With the modified simulation script in place, we ran the simulation once again. This time, however, we encountered new challenges, as the generated values did not align with our expectations. These discrepancies ranged from minor issues, such as temperature fluctuations, to more significant problems, including negative box volumes that raised questions about the theoretical space occupied by the simulation.

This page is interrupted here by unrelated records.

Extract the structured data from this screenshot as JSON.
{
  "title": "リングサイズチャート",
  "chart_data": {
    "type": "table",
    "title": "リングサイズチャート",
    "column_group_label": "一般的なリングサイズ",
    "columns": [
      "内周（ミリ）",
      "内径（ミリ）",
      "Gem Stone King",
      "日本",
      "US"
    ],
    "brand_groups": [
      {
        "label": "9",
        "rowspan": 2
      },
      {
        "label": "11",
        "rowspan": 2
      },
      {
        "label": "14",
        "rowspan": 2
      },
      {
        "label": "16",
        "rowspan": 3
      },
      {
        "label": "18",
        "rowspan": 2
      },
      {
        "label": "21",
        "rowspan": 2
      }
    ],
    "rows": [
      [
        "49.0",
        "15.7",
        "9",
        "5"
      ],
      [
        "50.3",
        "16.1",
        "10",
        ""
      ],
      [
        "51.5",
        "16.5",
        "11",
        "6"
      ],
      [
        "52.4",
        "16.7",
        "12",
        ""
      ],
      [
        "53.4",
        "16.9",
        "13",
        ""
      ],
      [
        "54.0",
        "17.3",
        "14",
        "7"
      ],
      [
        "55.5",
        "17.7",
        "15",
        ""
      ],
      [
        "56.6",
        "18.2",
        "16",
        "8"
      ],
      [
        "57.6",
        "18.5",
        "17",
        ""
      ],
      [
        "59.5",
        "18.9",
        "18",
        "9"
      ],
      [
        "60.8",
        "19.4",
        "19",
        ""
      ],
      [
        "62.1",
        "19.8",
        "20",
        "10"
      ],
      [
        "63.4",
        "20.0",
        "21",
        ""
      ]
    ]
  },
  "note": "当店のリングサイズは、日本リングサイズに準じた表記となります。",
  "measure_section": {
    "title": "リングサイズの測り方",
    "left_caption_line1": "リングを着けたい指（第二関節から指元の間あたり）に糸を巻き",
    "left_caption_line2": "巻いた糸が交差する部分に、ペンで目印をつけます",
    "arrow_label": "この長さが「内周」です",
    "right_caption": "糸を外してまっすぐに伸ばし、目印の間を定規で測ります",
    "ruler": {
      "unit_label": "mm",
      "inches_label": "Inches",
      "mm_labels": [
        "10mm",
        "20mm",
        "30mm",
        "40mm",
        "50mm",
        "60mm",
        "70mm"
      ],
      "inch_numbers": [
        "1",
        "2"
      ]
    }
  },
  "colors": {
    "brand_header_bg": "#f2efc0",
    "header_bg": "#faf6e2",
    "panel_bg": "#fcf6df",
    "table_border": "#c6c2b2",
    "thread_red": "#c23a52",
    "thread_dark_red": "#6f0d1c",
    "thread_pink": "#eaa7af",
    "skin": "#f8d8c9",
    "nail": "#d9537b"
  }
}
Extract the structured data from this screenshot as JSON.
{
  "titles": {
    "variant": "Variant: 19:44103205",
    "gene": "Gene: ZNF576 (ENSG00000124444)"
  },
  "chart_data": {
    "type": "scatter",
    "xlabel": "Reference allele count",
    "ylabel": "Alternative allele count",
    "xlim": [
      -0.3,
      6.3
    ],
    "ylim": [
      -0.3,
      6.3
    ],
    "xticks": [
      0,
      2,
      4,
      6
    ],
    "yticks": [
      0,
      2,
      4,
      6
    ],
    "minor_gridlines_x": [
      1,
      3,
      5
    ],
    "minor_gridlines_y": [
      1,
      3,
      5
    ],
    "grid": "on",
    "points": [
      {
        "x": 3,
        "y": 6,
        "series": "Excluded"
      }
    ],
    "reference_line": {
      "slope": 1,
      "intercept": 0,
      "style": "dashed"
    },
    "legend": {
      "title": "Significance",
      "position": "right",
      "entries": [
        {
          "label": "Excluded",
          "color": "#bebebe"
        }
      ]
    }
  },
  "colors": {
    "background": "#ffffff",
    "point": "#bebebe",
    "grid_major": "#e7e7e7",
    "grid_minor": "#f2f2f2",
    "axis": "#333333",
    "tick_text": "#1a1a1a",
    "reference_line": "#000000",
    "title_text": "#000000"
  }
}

In the second cycle, our journey with OpenMM led to a deeper understanding of forcefield design, partial charge assignment, and simulation optimization. We learned valuable lessons about fine-tuning parameters and the importance of meticulous adjustments to achieve meaningful and reliable results in molecular simulations. We also learned how simulations can be inaccurate based on how accurate the information being fed to them is, i.e. forcefields. And forcefields in their own right are hard to develop and even harder to get right, so considering the fact that some info in the forcefield could be incorrect, the data returned to us made sense to us, and though some outputs were completely out of the question such as a negative box volume, it was just a simple error! We incorrectly stored the data for that column, causing a slight confusion. We also learned that the ensemble average of a property (like temperature) calculated over multiple simulation trajectories should converge to the expected macroscopic value. In other words, if your simulated system was big enough to stick a real thermometer into it (like a protein in a buffer on your lab bench), the temperature is converged to a single, macroscopic value that is read out on your thermometer device. However, at the level of a simulation, a single trajectory is just one possible realization of the system's behavior over time. Fluctuations in any single trajectory are expected due to the inherent statistical nature of the system. Over multiple trajectories or a long enough time, the average of these fluctuations should converge to the expected value.